Top Advisors Corner

Tom McClellan: Will Labor Shortage Kill Housing Boom?

Tom McClellan

Tom McClellan


We know by the message from lumber prices that the next 12 months should be a positive period for all sorts of housing related data.  New home sales, for example, tends to follow in the footsteps of lumber price movements with a lag time of about 1 year.  So because lumber prices have been trending strongly higher, that should mean higher numbers of new home sales.


This is especially true with all of the “echo-boom” generation getting into their late 20s, and starting to look at buying versus renting.  The peak birth year of the echo boom was 1990, and those kids are now 26-27.  Zillow says that the average age of a first time home buyer is 33 years, so that pig is still moving through the python.
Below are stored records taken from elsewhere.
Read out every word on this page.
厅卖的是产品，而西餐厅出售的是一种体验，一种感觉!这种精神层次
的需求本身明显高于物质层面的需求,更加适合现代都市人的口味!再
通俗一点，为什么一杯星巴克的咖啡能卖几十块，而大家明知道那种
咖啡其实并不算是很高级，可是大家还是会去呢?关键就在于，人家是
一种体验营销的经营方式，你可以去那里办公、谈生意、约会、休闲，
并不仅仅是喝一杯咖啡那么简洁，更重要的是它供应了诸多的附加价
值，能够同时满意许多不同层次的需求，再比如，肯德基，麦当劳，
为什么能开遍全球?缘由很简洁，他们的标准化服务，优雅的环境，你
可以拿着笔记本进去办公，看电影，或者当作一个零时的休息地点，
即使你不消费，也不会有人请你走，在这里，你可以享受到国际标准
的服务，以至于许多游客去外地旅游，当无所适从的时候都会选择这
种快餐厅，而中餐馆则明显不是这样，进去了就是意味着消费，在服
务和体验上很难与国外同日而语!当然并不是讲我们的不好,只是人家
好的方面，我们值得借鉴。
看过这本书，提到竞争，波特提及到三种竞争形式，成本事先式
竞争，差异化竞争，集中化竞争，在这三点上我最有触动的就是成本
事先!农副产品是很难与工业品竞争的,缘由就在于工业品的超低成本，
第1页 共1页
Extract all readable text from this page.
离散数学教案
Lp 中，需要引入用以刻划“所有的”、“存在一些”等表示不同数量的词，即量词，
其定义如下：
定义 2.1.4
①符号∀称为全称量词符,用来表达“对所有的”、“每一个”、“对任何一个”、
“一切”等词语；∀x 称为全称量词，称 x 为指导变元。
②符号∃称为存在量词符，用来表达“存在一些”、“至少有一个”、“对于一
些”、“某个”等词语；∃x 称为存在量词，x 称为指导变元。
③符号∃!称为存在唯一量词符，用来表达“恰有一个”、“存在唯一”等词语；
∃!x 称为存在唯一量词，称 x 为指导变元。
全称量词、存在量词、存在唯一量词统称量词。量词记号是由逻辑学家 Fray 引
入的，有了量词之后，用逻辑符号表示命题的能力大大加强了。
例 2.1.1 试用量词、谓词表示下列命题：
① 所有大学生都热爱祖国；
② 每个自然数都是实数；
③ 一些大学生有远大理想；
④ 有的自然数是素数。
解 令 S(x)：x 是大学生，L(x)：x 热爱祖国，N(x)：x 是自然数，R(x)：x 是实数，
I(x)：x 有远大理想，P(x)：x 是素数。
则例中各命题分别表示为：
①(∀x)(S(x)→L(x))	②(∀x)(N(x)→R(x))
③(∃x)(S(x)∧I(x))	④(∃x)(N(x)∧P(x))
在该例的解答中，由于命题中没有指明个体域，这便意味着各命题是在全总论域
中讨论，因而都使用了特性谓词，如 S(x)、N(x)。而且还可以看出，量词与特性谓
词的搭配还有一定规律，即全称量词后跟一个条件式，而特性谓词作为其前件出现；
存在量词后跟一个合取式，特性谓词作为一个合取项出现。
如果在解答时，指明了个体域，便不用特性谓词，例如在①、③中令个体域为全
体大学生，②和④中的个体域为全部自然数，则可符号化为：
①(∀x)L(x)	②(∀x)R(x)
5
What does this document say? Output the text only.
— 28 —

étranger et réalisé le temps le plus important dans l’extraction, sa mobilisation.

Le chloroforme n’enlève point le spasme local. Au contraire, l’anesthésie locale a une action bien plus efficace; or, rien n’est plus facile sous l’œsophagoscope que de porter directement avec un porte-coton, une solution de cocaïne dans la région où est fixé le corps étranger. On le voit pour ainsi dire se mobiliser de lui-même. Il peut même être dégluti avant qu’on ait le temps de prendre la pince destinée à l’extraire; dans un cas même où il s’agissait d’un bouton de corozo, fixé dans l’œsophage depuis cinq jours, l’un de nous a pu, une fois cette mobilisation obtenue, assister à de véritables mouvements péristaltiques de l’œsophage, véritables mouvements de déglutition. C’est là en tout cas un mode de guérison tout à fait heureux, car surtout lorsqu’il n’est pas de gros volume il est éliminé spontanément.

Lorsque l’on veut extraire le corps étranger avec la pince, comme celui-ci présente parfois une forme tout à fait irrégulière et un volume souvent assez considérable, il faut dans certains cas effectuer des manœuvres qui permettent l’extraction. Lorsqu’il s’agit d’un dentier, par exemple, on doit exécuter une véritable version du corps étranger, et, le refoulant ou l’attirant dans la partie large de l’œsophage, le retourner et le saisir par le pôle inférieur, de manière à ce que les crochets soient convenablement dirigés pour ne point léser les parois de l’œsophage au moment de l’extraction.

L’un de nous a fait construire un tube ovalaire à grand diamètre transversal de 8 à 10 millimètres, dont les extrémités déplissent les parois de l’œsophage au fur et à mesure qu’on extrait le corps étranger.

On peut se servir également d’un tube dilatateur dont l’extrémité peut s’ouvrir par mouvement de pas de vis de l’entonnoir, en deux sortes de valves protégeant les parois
But there are new worries that those homes won’t get built for those kids to buy, because there may not be enough trained labor to build those homes.  Data from the Bureau of Labor Statistics (BLS) shows some tightening in labor rates for the construction industry.  And when the overall unemployment rate is at 4.4% (yes, I know about the problems with those numbers), it is harder to attract workers out of other industries to come and work construction. 

Here is total employment in the construction sector, all types, seasonally adjusted:

It has had a big overall rise, just as total population has in the U.S.  And there are obvious big swings during recessionary periods. 

Looking deeper, here is the unemployment rate for construction workers:

There is an obvious seasonal fluctuation, as winter gets in the way of construction work.  Spring 2017 is seeing the jobless rate drop as normal.  But the 12-month moving average shows that the overall rate is already down to the same low level it reached in 2006.  This suggests that there is not a whole lot of slack remaining in the market for construction workers.

Meanwhile, job openings continue to climb.

The 12-month moving average (MA) is back up to where it peaked in early 2007.  Back then the housing bubble was choking itself off with all of the speculative buying, condo-flipping, and overleveraging with junk mortgages.  Now it seems that the genuine demand for workers to build the houses that the echo-boomers need is exhausting the available supply of trained construction workers. 

This has all sorts of implications for the housing economy, and anecdotal reports show that twenty-somethings are having a hard time finding available stock of housing to buy.  That is likely to mean continued price increases for starter homes, although not necessarily for other parts of the housing market.  Whether it has implications for Congress addressing immigration laws to allow more construction workers to come in from Mexico and Central America is a wholly separate question.